We can write Equation (9.1) using matrix notation, as
\[\begin{align} \tag{9.2} y_i &= \begin{bmatrix}1&f_i\end{bmatrix} \begin{bmatrix}\alpha\\ \beta\end{bmatrix} + v_i \nonumber\\ &= \mathbf{F}_i^{\top}\boldsymbol{\theta} + v_i, \end{align}\]
where \(\mathbf{F}_i^{\top} = \begin{bmatrix}1&f_i\end{bmatrix}\) and \(\boldsymbol{\theta} = \begin{bmatrix}\alpha\\ \beta\end{bmatrix}\).
In a DLM, however, the regression parameters are dynamic in that they “evolve” over time. For a single observation at time \(t\), we can write
\[\begin{equation} (\#eq:dlm-dlm_1) y_t = \mathbf{F}_{t}^{\top}\boldsymbol{\theta}_t + v_t, \end{equation}\]

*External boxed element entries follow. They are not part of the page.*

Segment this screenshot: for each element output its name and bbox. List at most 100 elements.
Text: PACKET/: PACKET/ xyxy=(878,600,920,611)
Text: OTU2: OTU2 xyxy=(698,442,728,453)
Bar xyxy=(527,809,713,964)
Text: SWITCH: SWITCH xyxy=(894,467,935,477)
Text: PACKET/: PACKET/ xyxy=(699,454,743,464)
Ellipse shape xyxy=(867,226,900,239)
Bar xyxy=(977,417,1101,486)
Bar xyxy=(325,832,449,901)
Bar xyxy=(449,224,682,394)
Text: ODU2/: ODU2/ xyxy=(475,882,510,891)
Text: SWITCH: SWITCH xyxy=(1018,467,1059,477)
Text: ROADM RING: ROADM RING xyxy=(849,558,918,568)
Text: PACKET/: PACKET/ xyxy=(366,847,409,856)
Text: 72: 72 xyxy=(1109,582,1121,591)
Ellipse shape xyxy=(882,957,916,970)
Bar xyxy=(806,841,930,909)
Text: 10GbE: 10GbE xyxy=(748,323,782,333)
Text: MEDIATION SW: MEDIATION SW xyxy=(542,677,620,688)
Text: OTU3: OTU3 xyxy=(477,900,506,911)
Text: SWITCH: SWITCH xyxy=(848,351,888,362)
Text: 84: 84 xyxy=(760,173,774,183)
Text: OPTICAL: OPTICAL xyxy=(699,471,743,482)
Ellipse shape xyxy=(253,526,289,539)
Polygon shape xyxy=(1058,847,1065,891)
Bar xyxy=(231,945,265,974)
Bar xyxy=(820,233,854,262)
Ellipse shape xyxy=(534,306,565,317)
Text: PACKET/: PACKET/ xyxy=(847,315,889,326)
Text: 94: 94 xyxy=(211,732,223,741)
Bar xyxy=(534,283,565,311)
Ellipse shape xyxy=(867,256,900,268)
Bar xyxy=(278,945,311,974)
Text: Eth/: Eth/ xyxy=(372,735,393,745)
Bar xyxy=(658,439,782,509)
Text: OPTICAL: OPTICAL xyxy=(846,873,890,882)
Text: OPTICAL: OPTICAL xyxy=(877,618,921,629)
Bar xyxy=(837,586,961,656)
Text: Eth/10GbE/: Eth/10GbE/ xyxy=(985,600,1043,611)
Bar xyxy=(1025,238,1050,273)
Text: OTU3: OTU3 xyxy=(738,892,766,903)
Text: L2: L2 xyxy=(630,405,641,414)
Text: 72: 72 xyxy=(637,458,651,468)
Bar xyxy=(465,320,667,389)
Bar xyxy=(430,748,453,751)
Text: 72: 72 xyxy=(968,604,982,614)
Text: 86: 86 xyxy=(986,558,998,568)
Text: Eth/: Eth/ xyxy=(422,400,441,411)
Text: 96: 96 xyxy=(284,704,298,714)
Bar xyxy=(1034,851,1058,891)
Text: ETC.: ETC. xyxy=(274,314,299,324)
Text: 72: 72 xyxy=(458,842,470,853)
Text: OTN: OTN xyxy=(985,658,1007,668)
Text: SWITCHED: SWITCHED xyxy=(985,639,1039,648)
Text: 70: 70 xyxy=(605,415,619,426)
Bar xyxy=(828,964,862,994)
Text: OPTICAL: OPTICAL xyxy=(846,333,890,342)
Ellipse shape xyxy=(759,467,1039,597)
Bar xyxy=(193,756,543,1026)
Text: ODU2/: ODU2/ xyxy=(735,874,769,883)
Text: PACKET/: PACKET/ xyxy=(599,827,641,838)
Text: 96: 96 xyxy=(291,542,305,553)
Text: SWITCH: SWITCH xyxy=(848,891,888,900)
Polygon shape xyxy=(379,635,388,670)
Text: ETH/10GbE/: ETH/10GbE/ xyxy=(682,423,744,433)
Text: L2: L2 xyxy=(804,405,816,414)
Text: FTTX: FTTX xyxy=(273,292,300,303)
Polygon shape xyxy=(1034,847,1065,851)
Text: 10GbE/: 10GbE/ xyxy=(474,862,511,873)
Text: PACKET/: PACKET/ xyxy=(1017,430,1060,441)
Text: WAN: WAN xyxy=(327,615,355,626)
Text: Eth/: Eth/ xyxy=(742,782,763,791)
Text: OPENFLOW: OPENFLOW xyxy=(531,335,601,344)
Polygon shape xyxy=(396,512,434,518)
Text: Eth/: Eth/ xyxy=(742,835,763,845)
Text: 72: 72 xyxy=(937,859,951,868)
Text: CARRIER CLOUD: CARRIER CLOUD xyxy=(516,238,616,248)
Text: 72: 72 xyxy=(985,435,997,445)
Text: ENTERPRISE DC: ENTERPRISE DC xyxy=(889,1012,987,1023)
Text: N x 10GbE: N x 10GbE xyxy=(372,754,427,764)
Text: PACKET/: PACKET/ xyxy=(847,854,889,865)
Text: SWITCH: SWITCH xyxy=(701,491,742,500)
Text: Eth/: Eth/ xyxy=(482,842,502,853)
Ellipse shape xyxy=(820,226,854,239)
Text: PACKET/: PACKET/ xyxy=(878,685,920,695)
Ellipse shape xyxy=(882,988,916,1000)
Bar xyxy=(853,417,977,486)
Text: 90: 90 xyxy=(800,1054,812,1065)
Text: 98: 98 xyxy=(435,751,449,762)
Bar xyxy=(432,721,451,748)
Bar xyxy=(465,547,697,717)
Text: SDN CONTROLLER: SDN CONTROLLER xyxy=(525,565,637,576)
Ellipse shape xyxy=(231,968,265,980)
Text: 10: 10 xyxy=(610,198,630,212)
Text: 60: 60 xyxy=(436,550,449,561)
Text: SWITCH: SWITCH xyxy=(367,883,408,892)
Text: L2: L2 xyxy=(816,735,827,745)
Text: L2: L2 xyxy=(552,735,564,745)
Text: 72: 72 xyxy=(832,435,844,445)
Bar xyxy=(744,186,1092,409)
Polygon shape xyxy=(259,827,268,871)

where \(\mathbf{F}_t\) is a column vector of predictor variables (covariates) at time \(t\), \(\boldsymbol{\theta}_t\) is a column vector of regression parameters at time \(t\) and \(v_{t}\sim\,\text{N}(0,r)\). This formulation presents two features that distinguish it from Equation (9.2). First, the observed data are explicitly time ordered (i.e., \(\mathbf{y}=\lbrace{y_1,y_2,y_3,\dots,y_T}\rbrace\)), which means we expect them to contain implicit information. Second, the relationship between the observed datum and the predictor variables are unique at every time \(t\) (i.e., \(\boldsymbol{\theta}=\lbrace{\boldsymbol{\theta}_1,\boldsymbol{\theta}_2,\boldsymbol{\theta}_3,\dots,\boldsymbol{\theta}_T}\rbrace\)).
However, closer examination of Equation @ref(eq:dlm-dlm_1) reveals an apparent complication for parameter estimation. With only one datum at each time step \(t\), we could, at best, estimate only one regression parameter, and even then, the 1:1 correspondence between data and parameters would preclude any estimation of parameter uncertainty. To address this shortcoming, we return to the time ordering of model parameters. Rather than assume the regression parameters are independent from one time step to another, we instead model them as an autoregressive process where
\[\begin{equation} \tag{9.3} \boldsymbol{\theta}_t = \mathbf{G}_t\boldsymbol{\theta}_{t-1} + \mathbf{w}_t, \end{equation}\]
\(\mathbf{G}_t\) is the parameter “evolution” matrix, and \(\mathbf{w}_t\) is a vector of process errors, such that \(\mathbf{w}_t \sim \,\text{MVN}(\mathbf{0},\mathbf{Q})\). The elements of \(\mathbf{G}_t\) may be known and fixed a priori, or unknown and estimated from the data. Although we could allow \(\mathbf{G}_t\) to be time-varying, we will typically assume that it is time invariant or assume \(\mathbf{G}_t\) is an \(m \times m\) identity matrix \(\mathbf{I}_m\).
The idea is that the evolution matrix \(\mathbf{G}_t\) deterministically maps the parameter space from one time step to the next, so the parameters at time \(t\) are temporally related to those before and after. However, the process is corrupted by stochastic error, which amounts to a degradation of information over time. If the diagonal elements of \(\mathbf{Q}\) are relatively large, then the parameters can vary widely from \(t\) to \(t+1\). If \(\mathbf{Q} = \mathbf{0}\), then \(\boldsymbol{\theta}_1=\boldsymbol{\theta}_2=\boldsymbol{\theta}_T\) and we are back to the static model in Equation (9.1).